Evaluation and documentation of facial movement is also imperative in the acute setting as it has significant prognostic value . By necessity, facial movement evaluation is often delayed, however, as patients may be intubated and unable to participate in an examination or other injuries may take priority. Those patients who cannot be examined immediately should be considered to have indeterminate onset of facial weakness. The House–Brackmann scale is a simple and consistent grading scale that can be utilized for long-term follow-up. Patients with immediate, acute-onset complete facial paralysis have a much worse prognosis for recovery than those with delayed-onset weakness. Recovery of incomplete facial paralysis is seen in nearly 100% of cases. , , ,

Hearing should also be tested at bedside with a 512-Hz tuning fork. The Rinne and Weber tests can help differentiate conductive hearing loss from SNHL. Audiometry is typically delayed for several weeks after initial trauma to allow for resolution of middle ear fluid unless the patient requires an urgent surgical intervention.

Disruption of the otic capsule can present with vertigo and nystagmus. For that reason, an examination of extraocular movements should be performed to assess for nystagmus in addition to cranial nerve III, IV, and VI palsies. An abducens palsy is common in TBI and can be associated with temporal bone fractures, especially fractures extending into the clivus.

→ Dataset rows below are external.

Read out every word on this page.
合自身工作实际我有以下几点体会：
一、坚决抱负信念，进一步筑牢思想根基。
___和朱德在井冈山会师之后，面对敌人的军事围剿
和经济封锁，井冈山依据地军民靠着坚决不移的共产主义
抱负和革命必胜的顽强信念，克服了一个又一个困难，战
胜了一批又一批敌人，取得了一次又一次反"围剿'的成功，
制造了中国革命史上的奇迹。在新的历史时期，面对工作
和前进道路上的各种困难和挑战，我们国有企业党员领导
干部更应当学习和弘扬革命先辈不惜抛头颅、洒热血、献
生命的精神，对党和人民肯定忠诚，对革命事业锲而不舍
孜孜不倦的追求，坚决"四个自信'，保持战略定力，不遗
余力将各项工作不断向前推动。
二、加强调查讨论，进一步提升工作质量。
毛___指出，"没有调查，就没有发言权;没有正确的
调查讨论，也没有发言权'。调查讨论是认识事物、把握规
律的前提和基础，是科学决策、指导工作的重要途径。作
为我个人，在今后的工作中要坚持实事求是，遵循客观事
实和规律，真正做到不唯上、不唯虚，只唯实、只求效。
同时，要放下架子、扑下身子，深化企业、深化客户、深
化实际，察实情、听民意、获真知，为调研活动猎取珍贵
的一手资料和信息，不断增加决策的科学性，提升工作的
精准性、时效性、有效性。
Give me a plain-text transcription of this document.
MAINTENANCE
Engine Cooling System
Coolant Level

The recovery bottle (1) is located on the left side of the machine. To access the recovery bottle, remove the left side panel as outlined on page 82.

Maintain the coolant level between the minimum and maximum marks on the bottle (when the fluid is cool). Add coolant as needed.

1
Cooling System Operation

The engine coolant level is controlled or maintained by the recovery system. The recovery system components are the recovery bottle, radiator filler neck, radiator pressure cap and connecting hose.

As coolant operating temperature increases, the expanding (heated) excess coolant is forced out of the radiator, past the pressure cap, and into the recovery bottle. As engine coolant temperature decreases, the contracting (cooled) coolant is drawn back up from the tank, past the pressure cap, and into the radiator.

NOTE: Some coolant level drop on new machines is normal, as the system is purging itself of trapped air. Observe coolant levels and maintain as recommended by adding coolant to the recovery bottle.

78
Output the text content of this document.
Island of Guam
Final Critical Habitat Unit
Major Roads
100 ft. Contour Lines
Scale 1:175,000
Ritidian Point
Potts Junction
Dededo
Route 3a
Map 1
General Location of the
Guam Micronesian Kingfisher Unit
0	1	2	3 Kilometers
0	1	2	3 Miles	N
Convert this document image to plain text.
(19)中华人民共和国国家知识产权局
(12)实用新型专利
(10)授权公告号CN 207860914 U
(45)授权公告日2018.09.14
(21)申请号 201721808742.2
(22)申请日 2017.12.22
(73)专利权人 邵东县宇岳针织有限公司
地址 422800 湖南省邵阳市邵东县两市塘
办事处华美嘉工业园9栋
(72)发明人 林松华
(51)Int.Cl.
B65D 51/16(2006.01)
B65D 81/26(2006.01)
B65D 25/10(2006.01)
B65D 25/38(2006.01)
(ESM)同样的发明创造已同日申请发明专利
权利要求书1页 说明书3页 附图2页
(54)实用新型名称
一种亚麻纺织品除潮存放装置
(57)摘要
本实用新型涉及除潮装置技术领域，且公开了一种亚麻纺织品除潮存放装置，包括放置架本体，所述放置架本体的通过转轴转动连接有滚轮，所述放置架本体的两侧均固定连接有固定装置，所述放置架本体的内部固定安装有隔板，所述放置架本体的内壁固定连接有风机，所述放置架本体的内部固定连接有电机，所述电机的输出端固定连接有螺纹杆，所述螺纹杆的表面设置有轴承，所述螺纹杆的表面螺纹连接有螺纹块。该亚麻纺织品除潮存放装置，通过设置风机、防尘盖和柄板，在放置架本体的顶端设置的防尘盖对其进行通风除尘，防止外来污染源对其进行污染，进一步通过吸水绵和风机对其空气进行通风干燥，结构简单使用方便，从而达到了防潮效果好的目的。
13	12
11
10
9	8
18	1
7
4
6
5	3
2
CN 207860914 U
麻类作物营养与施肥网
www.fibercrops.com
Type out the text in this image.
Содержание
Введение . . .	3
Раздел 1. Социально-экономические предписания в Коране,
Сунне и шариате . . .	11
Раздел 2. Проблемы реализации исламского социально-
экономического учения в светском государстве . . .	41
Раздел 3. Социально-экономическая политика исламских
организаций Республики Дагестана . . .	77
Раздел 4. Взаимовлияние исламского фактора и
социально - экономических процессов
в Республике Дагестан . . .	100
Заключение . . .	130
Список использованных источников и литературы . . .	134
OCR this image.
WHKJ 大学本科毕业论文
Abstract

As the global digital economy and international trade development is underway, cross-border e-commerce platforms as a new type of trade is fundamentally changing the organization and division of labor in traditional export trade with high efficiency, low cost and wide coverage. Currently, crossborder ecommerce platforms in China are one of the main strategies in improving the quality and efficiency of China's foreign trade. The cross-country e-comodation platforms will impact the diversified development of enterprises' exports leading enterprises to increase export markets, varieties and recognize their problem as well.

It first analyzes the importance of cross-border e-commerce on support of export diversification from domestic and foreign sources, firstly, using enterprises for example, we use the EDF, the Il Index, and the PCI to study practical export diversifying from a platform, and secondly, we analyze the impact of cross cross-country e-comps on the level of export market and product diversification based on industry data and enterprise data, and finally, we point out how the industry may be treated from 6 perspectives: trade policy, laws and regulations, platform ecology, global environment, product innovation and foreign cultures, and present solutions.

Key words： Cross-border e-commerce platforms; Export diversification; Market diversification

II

High-resolution temporal bone CT is not routinely necessary unless patients develop persistent CSF leaks, hearing loss, or facial weakness. It should also be obtained prior to any planned surgical intervention. CT angiography should also be considered in the setting of temporal bone fractures as the petrous segment of the internal carotid is at risk for injury as are the transition points between the relatively mobile cervical and petrous segments and the petrous to lacerum segments.

Management and outcomes

Management of lateral temporal bone fractures hinges on the indications for surgical intervention. In general, early surgery should be considered for open, depressed squamous temporal fractures or any mass occupying lesions with a poor neurologic exam, such as a large temporal lobe contusion or an epidural hematoma. The goal of acute surgical intervention is preservation of neurologic function and decompression of the brainstem. In contrast, delayed surgical intervention is reserved for persistent CSF leaks and facial nerve decompression.